L’Aeronautica Militare ha rischierato poi una cellula JTAC del 17° Stormo dell’Aeronautica Militare che opererà insieme all’Esercito americano nell’ambito della Distant Frontier, ulteriore esercitazione organizzata a latere della Red Flag e iniziata già a partire dallo scorso 4 aprile.

Nelle prossime due settimane, piloti italiani e statunitensi avranno quindi la possibilità di esercitarsi in missioni aeree complesse, con oltre cento sortite giornaliere, caratterizzate da un livello di difficoltà elevato, con la presenza di minacce Air to Air, equipaggiate con armamento moderno e con una nutrita schiera missilistica (SAM), pienamente integrata in uno scenario addestrativo che permette di sfruttare al meglio le potenzialità degli assetti presenti e di replicare situazioni reali.

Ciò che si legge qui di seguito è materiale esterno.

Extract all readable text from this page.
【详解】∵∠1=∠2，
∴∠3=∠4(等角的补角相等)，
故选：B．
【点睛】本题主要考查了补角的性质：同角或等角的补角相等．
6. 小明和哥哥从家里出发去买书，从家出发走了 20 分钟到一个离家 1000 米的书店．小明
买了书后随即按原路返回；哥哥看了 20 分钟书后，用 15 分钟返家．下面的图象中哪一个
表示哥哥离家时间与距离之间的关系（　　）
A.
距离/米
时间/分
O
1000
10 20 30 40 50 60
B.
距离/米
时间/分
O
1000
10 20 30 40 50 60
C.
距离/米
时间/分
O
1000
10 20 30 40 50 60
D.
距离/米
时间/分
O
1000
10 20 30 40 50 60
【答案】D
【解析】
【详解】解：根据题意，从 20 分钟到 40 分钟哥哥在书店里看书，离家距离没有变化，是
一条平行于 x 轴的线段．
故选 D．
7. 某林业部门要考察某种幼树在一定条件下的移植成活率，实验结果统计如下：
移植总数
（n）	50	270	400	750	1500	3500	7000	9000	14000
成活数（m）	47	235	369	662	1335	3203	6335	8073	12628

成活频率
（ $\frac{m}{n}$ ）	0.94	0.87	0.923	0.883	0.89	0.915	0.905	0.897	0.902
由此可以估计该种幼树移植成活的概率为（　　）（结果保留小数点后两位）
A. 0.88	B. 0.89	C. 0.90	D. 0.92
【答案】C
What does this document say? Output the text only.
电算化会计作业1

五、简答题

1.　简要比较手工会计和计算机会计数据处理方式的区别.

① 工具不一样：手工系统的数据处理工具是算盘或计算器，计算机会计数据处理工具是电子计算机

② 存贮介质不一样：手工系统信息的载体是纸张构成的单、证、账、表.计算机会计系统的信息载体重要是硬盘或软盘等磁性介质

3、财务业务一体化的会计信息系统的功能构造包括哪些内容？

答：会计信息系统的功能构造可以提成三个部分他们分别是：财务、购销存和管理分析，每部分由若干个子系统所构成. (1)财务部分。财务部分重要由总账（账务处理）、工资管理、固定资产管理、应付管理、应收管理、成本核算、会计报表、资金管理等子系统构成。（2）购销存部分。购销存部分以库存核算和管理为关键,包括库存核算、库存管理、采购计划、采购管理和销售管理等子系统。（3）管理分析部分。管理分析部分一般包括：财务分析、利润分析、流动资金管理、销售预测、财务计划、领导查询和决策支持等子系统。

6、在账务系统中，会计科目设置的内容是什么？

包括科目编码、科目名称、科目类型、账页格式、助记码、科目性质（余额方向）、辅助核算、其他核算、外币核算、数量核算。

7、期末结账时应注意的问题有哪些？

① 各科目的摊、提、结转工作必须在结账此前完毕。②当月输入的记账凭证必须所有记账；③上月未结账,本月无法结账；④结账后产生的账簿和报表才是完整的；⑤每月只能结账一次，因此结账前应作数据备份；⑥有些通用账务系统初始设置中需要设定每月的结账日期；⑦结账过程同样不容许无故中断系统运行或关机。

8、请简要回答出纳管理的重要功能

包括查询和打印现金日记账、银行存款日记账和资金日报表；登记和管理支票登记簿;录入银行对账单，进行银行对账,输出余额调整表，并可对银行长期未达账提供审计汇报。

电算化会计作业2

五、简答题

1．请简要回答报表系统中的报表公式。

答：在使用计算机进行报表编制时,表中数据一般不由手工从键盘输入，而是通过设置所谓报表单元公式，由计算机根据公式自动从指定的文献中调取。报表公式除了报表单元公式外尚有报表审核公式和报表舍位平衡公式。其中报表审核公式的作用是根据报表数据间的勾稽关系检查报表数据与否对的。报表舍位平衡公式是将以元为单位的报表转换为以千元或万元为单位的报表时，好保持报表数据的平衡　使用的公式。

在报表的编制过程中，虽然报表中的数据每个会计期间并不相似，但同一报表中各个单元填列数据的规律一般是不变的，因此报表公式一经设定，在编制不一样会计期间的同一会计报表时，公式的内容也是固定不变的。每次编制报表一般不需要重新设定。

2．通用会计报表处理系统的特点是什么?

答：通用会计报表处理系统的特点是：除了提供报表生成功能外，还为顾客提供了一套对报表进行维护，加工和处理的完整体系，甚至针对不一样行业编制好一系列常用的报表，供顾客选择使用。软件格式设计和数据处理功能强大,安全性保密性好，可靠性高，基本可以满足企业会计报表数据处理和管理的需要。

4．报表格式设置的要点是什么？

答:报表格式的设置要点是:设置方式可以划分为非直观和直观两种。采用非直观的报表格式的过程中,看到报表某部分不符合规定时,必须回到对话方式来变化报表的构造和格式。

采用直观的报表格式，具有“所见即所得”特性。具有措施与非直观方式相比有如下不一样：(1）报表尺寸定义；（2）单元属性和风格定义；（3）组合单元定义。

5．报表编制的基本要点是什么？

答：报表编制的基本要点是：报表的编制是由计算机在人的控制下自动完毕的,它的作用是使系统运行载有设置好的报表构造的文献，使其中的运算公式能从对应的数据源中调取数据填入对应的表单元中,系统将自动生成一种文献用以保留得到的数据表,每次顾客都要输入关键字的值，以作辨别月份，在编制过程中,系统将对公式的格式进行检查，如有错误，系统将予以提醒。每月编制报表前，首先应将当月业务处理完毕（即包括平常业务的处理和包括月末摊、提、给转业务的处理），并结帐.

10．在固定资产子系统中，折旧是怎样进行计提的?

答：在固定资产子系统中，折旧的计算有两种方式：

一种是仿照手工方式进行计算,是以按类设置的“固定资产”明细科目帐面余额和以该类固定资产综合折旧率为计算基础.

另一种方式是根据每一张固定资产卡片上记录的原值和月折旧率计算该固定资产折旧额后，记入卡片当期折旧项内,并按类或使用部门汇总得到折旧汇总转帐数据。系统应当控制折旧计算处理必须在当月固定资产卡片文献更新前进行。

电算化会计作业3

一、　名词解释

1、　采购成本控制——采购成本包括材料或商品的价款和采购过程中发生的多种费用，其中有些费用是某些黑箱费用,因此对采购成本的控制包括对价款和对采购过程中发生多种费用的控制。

La Red Flag-Alaska 2024 è un’esercitazione estremamente realistica nella quale i piloti consolidano le capacità d’impiego dei sistemi d’arma in dotazione e la validità delle rispettive tattiche, mediante l’organizzazione ed il coordinamento di “pacchetti” costituiti da un elevato numero di velivoli (c.d. Large Force Employment), potenziando al contempo la capacità di operare congiuntamente con altri Reparti, sia della Forza Armata sia di altre nazioni, in scenari operativi moderni, connotati da alta imprevedibilità e complessità e in un’area geografica lontana dalla madrepatria caratterizzata da un clima particolarmente rigido.

Per queste ragioni si tratta di uno dei più importanti eventi esercitativi del 2024 per l’Aeronautica Militare italiana, anche alla luce degli attuali impegni della Forza Armata nei Teatri Operativi all’estero, per addestrarsi ad operare in modo perfettamente integrato con altri assetti aerei multinazionali attualmente impiegati in operazioni reali.